Etching laboriously with a tiny razor-thin paring knife, the Juneau, Alaska, restaurateur glances at his model, an intricately sculpted butterfly, and looks back disappointedly at his own rough-hewn lepidopteran.
Beside him, business partner Ann House deftly draws her knife through a tomato. With a triumphant "Ta-Dah!" and pleased smile, she displays her creation, a small rose. Across the table, Anne-Marie Hofman, a caterer from Sydney, skims a sharp edge along the green of a spring onion, determinedly enticing the vegetable to curl like a ribbon.
At the other end, James Dudfield, a computer analyst and aspiring gourmet cook also from Sydney, coaches wife, Mandy Pryse-Jones, as she crafts a respectable rabbit from a cucumber.
"Any blood spilled yet?" jokes instructor Sarnsern Gajaseni. "The one good thing is that if you make a mistake, you can destroy the evidence."
At the Oriental Hotel and other cooking schools across Thailand, Westerners flock to learn one of the East's most popular and colorful cuisines and its decorative art, food carving.
The schools are capitalizing on what is a culinary trend in Australia, Europe, and particularly the United States, where food-lovers are drawn to the cuisine's simple, healthy, and pungent character.
"Thai food is 'in,' and Americans like 'in' things," says Mr. Sarnsern, who studied hotel administration in Canada and worked in the US.
At the Oriental, the stream of food aficionados includes both professionals and hobbyists, who pay a hefty $500 for a five-day session covering use of herbs and spices, preparation of snacks, salads, curries, and other dishes; fruit and vegetable carving; flower arranging; and ice carving.
Mr. Cullinan, who operates a seafood restaurant in Juneau, says he and Ms. House came to Thailand just to attend the cooking school and pick up tips to take home. "Ethnic is big," he says. "I think the spiciness is exciting for a lot of people."
The world-renowned Oriental launched the school in 1986 in a move to lure return visitors to Thailand. A recent surge in enrollments has given the hotel a boost after the Gulf war and warnings of terrorist attacks in Thailand last year depressed business.
"The Oriental wants people to come back to the hotel and to Thailand and try something new," says Sarayuth Atibodhi, manager of the cooking school, who started as a waiter at the Oriental in 1976.
Tuesday is food-carving time at the cooking school, situated in a renovated Thai house across the Chao Phraya River from the hotel. Outside, the main channel of this water-latticed city bustles with barges, river taxis, and noisy motor boats.

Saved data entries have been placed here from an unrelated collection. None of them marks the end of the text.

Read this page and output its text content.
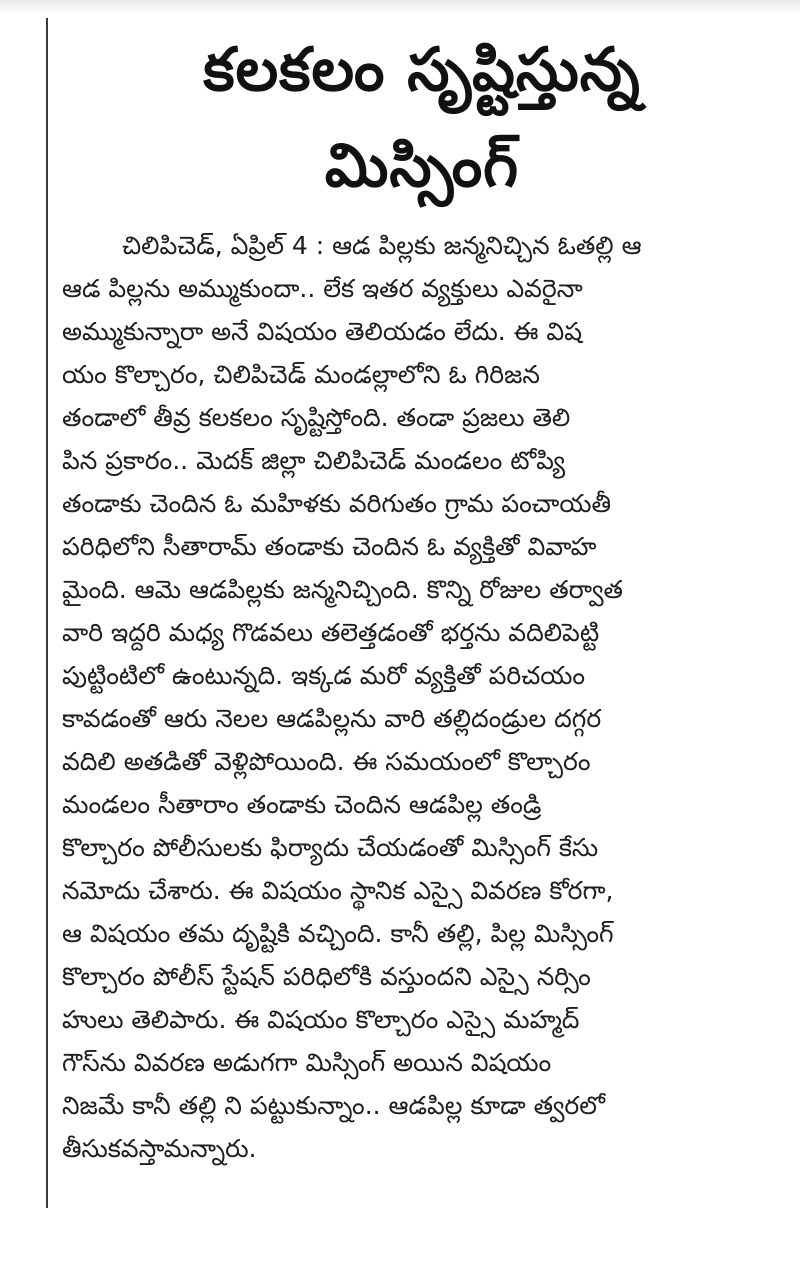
కలకలం సృష్టిస్తున్న
మిస్సింగ్
చిలిపిచెడ్, ఏప్రిల్ 4 : ఆడ పిల్లకు జన్మనిచ్చిన ఓతల్లి ఆ
ఆడ పిల్లను అమ్ముకుందా.. లేక ఇతర వ్యక్తులు ఎవరైనా
అమ్ముకున్నారా అనే విషయం తెలియడం లేదు. ఈ విష
యం కొల్చారం, చిలిపిచెడ్ మండల్లాలోని ఓ గిరిజన
తండాలో తీవ్ర కలకలం సృష్టిస్తోంది. తండా ప్రజలు తెలి
పిన ప్రకారం.. మెదక్ జిల్లా చిలిపిచెడ్ మండలం టోప్యి
తండాకు చెందిన ఓ మహిళకు వరిగుతం గ్రామ పంచాయతీ
పరిధిలోని సీతారామ్ తండాకు చెందిన ఓ వ్యక్తితో వివాహ
మైంది. ఆమె ఆడపిల్లకు జన్మనిచ్చింది. కొన్ని రోజుల తర్వాత
వారి ఇద్దరి మధ్య గొడవలు తలెత్తడంతో భర్తను వదిలిపెట్టి
పుట్టింటిలో ఉంటున్నది. ఇక్కడ మరో వ్యక్తితో పరిచయం
కావడంతో ఆరు నెలల ఆడపిల్లను వారి తల్లిదండ్రుల దగ్గర
వదిలి అతడితో వెళ్లిపోయింది. ఈ సమయంలో కొల్చారం
మండలం సీతారాం తండాకు చెందిన ఆడపిల్ల తండ్రి
కొల్చారం పోలీసులకు ఫిర్యాదు చేయడంతో మిస్సింగ్ కేసు
నమోదు చేశారు. ఈ విషయం స్థానిక ఎస్సై వివరణ కోరగా,
ఆ విషయం తమ దృష్టికి వచ్చింది. కానీ తల్లి, పిల్ల మిస్సింగ్
కొల్చారం పోలీస్ స్టేషన్ పరిధిలోకి వస్తుందని ఎస్సై నర్సిం
హులు తెలిపారు. ఈ విషయం కొల్చారం ఎస్సై మహ్మద్
గౌస్‌ను వివరణ అడుగగా మిస్సింగ్ అయిన విషయం
నిజమే కానీ తల్లి ని పట్టుకున్నాం.. ఆడపిల్ల కూడా త్వరలో
తీసుకవస్తామన్నారు.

Inside, instructor Sarnsern gathers his dozen would-be food sculptors around a spacious table set with tiny knives, bowls of ice-cold water and vegetables, and, for inspiration, a floral cornucopia created from melons, pineapples, papayas, and other fruits and veget ables by the hotel's own army of carvers.
Spurred by Thailand's hotel and tourism industry, carving has gone professional, with many attending technical schools and learning to turn out a platter of intricately carved foods in an hour or less. However, among the artistic Thais, carving was traditionally done at home to adorn a meal or turn a religious offering into a work of art. "Our grandmothers started doing carving at home. For example, they might carve a lotus to decorate food given to the monks in the early morning," says Mr. Sarayuth, the
school manager.
"In the old days, food was cut into small bits. It was thought that without decoration, it wouldn't be appetizing," he says, explaining that the art has disappeared from many homes in a modernizing, fast-paced Thailand.